Pour autant, légiférer par ordonnance n’évite pas une fronde de la part des syndicats, comme c’est courant en France. Afin de l’éviter, le gouvernement pourrait décider d’appliquer la clause du grand-père à la réforme du marché du travail. Cela signifie que les changements décidés ne s’appliqueront qu’aux nouveaux entrants, à partir d’une date prédéfinie, et ne concernera pas ceux déjà en activité. L’avantage est évident : les nouveaux entrants n’ont aucun moyen de se coaliser pour manifester tandis que les syndicats, qui par nature défendent les droits des actifs, pourront se satisfaire du maintien de leurs avantages.

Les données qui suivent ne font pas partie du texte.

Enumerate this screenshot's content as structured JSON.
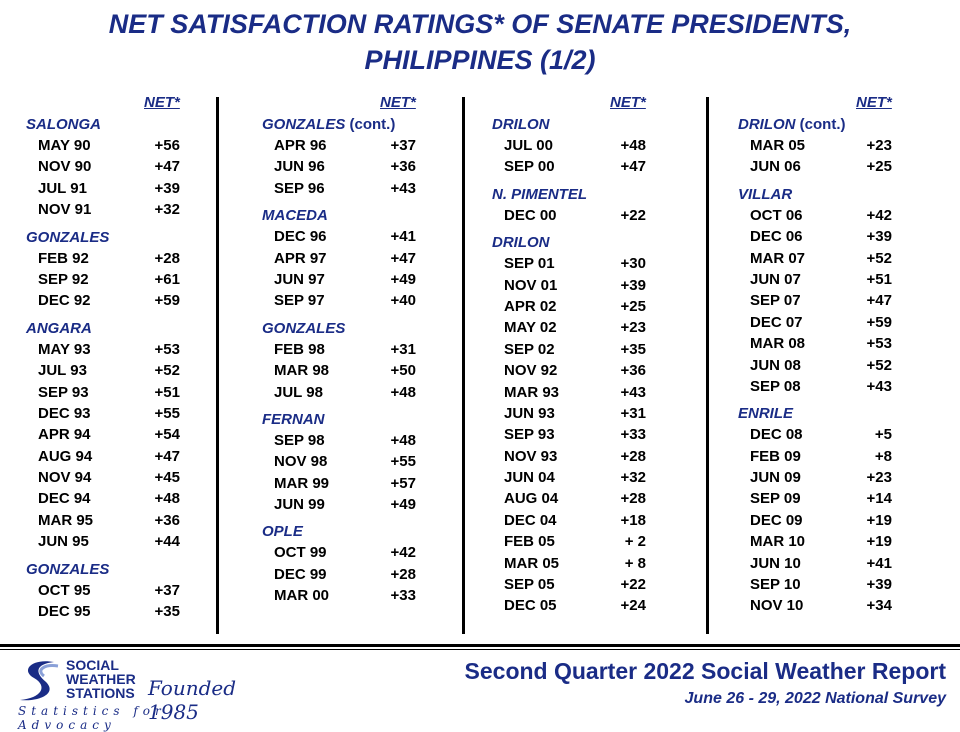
{
  "title": {
    "line1": "NET SATISFACTION RATINGS* OF SENATE PRESIDENTS,",
    "line2": "PHILIPPINES (1/2)"
  },
  "net_header": "NET*",
  "columns": [
    {
      "groups": [
        {
          "name": "SALONGA",
          "rows": [
            [
              "MAY 90",
              "+56"
            ],
            [
              "NOV 90",
              "+47"
            ],
            [
              "JUL 91",
              "+39"
            ],
            [
              "NOV 91",
              "+32"
            ]
          ]
        },
        {
          "name": "GONZALES",
          "rows": [
            [
              "FEB 92",
              "+28"
            ],
            [
              "SEP 92",
              "+61"
            ],
            [
              "DEC 92",
              "+59"
            ]
          ]
        },
        {
          "name": "ANGARA",
          "rows": [
            [
              "MAY 93",
              "+53"
            ],
            [
              "JUL 93",
              "+52"
            ],
            [
              "SEP 93",
              "+51"
            ],
            [
              "DEC 93",
              "+55"
            ],
            [
              "APR 94",
              "+54"
            ],
            [
              "AUG 94",
              "+47"
            ],
            [
              "NOV 94",
              "+45"
            ],
            [
              "DEC 94",
              "+48"
            ],
            [
              "MAR 95",
              "+36"
            ],
            [
              "JUN 95",
              "+44"
            ]
          ]
        },
        {
          "name": "GONZALES",
          "rows": [
            [
              "OCT 95",
              "+37"
            ],
            [
              "DEC 95",
              "+35"
            ]
          ]
        }
      ]
    },
    {
      "groups": [
        {
          "name": "GONZALES",
          "cont": " (cont.)",
          "rows": [
            [
              "APR 96",
              "+37"
            ],
            [
              "JUN 96",
              "+36"
            ],
            [
              "SEP 96",
              "+43"
            ]
          ]
        },
        {
          "name": "MACEDA",
          "rows": [
            [
              "DEC 96",
              "+41"
            ],
            [
              "APR 97",
              "+47"
            ],
            [
              "JUN 97",
              "+49"
            ],
            [
              "SEP 97",
              "+40"
            ]
          ]
        },
        {
          "name": "GONZALES",
          "rows": [
            [
              "FEB 98",
              "+31"
            ],
            [
              "MAR 98",
              "+50"
            ],
            [
              "JUL 98",
              "+48"
            ]
          ]
        },
        {
          "name": "FERNAN",
          "rows": [
            [
              "SEP 98",
              "+48"
            ],
            [
              "NOV 98",
              "+55"
            ],
            [
              "MAR 99",
              "+57"
            ],
            [
              "JUN 99",
              "+49"
            ]
          ]
        },
        {
          "name": "OPLE",
          "rows": [
            [
              "OCT 99",
              "+42"
            ],
            [
              "DEC 99",
              "+28"
            ],
            [
              "MAR 00",
              "+33"
            ]
          ]
        }
      ]
    },
    {
      "groups": [
        {
          "name": "DRILON",
          "rows": [
            [
              "JUL 00",
              "+48"
            ],
            [
              "SEP 00",
              "+47"
            ]
          ]
        },
        {
          "name": "N. PIMENTEL",
          "rows": [
            [
              "DEC 00",
              "+22"
            ]
          ]
        },
        {
          "name": "DRILON",
          "rows": [
            [
              "SEP 01",
              "+30"
            ],
            [
              "NOV 01",
              "+39"
            ],
            [
              "APR 02",
              "+25"
            ],
            [
              "MAY 02",
              "+23"
            ],
            [
              "SEP 02",
              "+35"
            ],
            [
              "NOV 92",
              "+36"
            ],
            [
              "MAR 93",
              "+43"
            ],
            [
              "JUN 93",
              "+31"
            ],
            [
              "SEP 93",
              "+33"
            ],
            [
              "NOV 93",
              "+28"
            ],
            [
              "JUN 04",
              "+32"
            ],
            [
              "AUG 04",
              "+28"
            ],
            [
              "DEC 04",
              "+18"
            ],
            [
              "FEB 05",
              "+ 2"
            ],
            [
              "MAR 05",
              "+ 8"
            ],
            [
              "SEP 05",
              "+22"
            ],
            [
              "DEC 05",
              "+24"
            ]
          ]
        }
      ]
    },
    {
      "groups": [
        {
          "name": "DRILON",
          "cont": " (cont.)",
          "rows": [
            [
              "MAR 05",
              "+23"
            ],
            [
              "JUN 06",
              "+25"
            ]
          ]
        },
        {
          "name": "VILLAR",
          "rows": [
            [
              "OCT 06",
              "+42"
            ],
            [
              "DEC 06",
              "+39"
            ],
            [
              "MAR 07",
              "+52"
            ],
            [
              "JUN 07",
              "+51"
            ],
            [
              "SEP 07",
              "+47"
            ],
            [
              "DEC 07",
              "+59"
            ],
            [
              "MAR 08",
              "+53"
            ],
            [
              "JUN 08",
              "+52"
            ],
            [
              "SEP 08",
              "+43"
            ]
          ]
        },
        {
          "name": "ENRILE",
          "rows": [
            [
              "DEC 08",
              "+5"
            ],
            [
              "FEB 09",
              "+8"
            ],
            [
              "JUN 09",
              "+23"
            ],
            [
              "SEP 09",
              "+14"
            ],
            [
              "DEC 09",
              "+19"
            ],
            [
              "MAR 10",
              "+19"
            ],
            [
              "JUN 10",
              "+41"
            ],
            [
              "SEP 10",
              "+39"
            ],
            [
              "NOV 10",
              "+34"
            ]
          ]
        }
      ]
    }
  ],
  "footer": {
    "logo": {
      "line1": "SOCIAL",
      "line2": "WEATHER",
      "line3": "STATIONS",
      "founded": "Founded 1985",
      "tagline": "Statistics for Advocacy"
    },
    "report_title": "Second Quarter 2022 Social Weather Report",
    "report_subtitle": "June 26 - 29, 2022 National Survey"
  },
  "colors": {
    "accent": "#1a2c86",
    "text": "#000000"
  }
}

En reportant dans le temps l’application de la réforme, on garantit son application et, à terme, son efficacité.

 Les réformes à long terme : Le vrai défi pour la France n’est pas la compétitivité mais la productivité. Le ralentissement de la productivité du travail pèse sur la croissance potentielle du PIB et sur le niveau de vie. Pour la relancer, il faut notamment miser sur la formation professionnelle. Il n’y a pas de déficit de financement mais un problème réel d’allocation des ressources. Il faut miser sur les nouvelles technologies, le numérique mais aussi des secteurs traditionnels de l’industrie où il y a un manque réel de main d’œuvre (selon le Medef, 1/3 des entreprises industrielles déclarent faire face à ce problème). Enfin, il faut décentraliser davantage la formation professionnelle des chômeurs en donnant plus de pouvoirs aux régions qui sont les plus à même de connaître les besoins de l’emploi local.

Christopher Dembik
Christopher Dembik est Responsable de la recherche macroéconomique de Saxo Bank.